Broken glass litters 500-foot stretch of Kahala Beach
I went to walk barefoot on the southwest side of Kahala Beach recently but had to turn around because there was so much broken glass everywhere. The glass was clear, green or brown. Some pieces looked like the necks and bottoms of beer bottles. Most pieces were smaller than 3 inches. I thought they might have been from people partying on the beach, but I walked for about 200 feet and the glass didn't seem to end. Most were among the stretch of pebbles washed up by the waves. I wonder if they were put there deliberately to discourage people and dogs, or if someone trying to "make" beach glass. Is there a city/state department that can clean it up?
Answer: The state Department of Land and Natural Resources sent a maintenance crew from its Land Division to Kahala Beach on Tuesday.
The workers found broken glass along the shoreline in both directions from the area fronting Waialae Beach Park -- a stretch of about 500 feet, said DLNR spokeswoman Deborah Ward.
"They collected about one large Ziploc bag of broken glass," she said.
They also checked a spot further toward Diamond Head, where a public accessway near Hunakai Street intersects the beach, but found no glass there.
"From this kind of situation, it's easy to see how the thoughtless actions of a few create a safety hazard for others," Ward said.
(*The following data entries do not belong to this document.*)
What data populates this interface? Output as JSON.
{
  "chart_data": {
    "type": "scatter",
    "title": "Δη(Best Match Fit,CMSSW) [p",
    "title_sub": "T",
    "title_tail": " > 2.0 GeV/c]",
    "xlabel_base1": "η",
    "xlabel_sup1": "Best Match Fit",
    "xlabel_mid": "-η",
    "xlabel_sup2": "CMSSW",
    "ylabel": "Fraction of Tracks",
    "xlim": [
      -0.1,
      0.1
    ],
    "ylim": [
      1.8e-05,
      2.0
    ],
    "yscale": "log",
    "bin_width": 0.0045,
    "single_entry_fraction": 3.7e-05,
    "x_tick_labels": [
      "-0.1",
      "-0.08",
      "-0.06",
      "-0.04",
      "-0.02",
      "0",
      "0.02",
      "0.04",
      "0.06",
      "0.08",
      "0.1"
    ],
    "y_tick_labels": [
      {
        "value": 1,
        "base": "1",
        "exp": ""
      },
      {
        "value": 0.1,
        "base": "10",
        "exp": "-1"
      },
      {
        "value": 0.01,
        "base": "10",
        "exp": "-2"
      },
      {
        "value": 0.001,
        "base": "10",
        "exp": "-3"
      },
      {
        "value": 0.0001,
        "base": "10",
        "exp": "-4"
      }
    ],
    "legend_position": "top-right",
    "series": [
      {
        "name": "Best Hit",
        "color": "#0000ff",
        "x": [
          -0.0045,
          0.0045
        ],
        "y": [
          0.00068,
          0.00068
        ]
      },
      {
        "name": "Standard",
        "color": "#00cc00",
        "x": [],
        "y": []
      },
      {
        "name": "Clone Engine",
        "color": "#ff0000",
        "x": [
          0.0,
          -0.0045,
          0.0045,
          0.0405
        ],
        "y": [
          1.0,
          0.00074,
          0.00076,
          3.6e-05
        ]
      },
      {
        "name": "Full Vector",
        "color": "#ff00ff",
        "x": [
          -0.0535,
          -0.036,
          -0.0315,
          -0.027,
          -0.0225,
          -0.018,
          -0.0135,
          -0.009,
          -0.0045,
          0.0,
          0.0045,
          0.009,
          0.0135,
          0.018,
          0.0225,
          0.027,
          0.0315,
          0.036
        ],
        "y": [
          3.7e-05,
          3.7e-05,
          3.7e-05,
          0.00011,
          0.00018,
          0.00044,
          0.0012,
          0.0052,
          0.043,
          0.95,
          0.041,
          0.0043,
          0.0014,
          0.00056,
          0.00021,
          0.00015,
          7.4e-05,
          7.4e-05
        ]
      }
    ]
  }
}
Based on your initial description of the area, we checked first with the city Department of Parks and Recreation as to whether it would pick up the glass.
We were told that workers saw mostly green glass visible at low tide below the high-water mark located in front of homes on the Honolulu side of Waialae Park.
Because it did not front the city-owned park itself, we were advised to check with DLNR.
"We commend the person who called in for taking the time to report the problem; she was trying to do a good deed for the community," Ward said.
In the future, she said giving specific details to pinpoint a location helps staff to take action with the least amount of delay.
Q: Regarding your July 5, 2007, "Kokua Line": What is the status of naming Roosevelt High School's athletic field in honor of Ticky Vasconcellos?
A: Work on installing artificial turf for the football field and an all-weather track is not expected to be fully completed until June.
Once the $4 million project is completed, a dedication ceremony naming the field the Edmund "Ticky" Vasconcellos Stadium will be scheduled, said Principal Ann Mahi.
Graduation ceremonies are scheduled to be held in the stadium on May 31, even though work on the track might be continuing.
Vasconcellos, who died in 1996, was a teacher, coach and athletic director at Roosevelt.
His football teams won three straight Interscholastic League of Honolulu championships in the mid-1950s.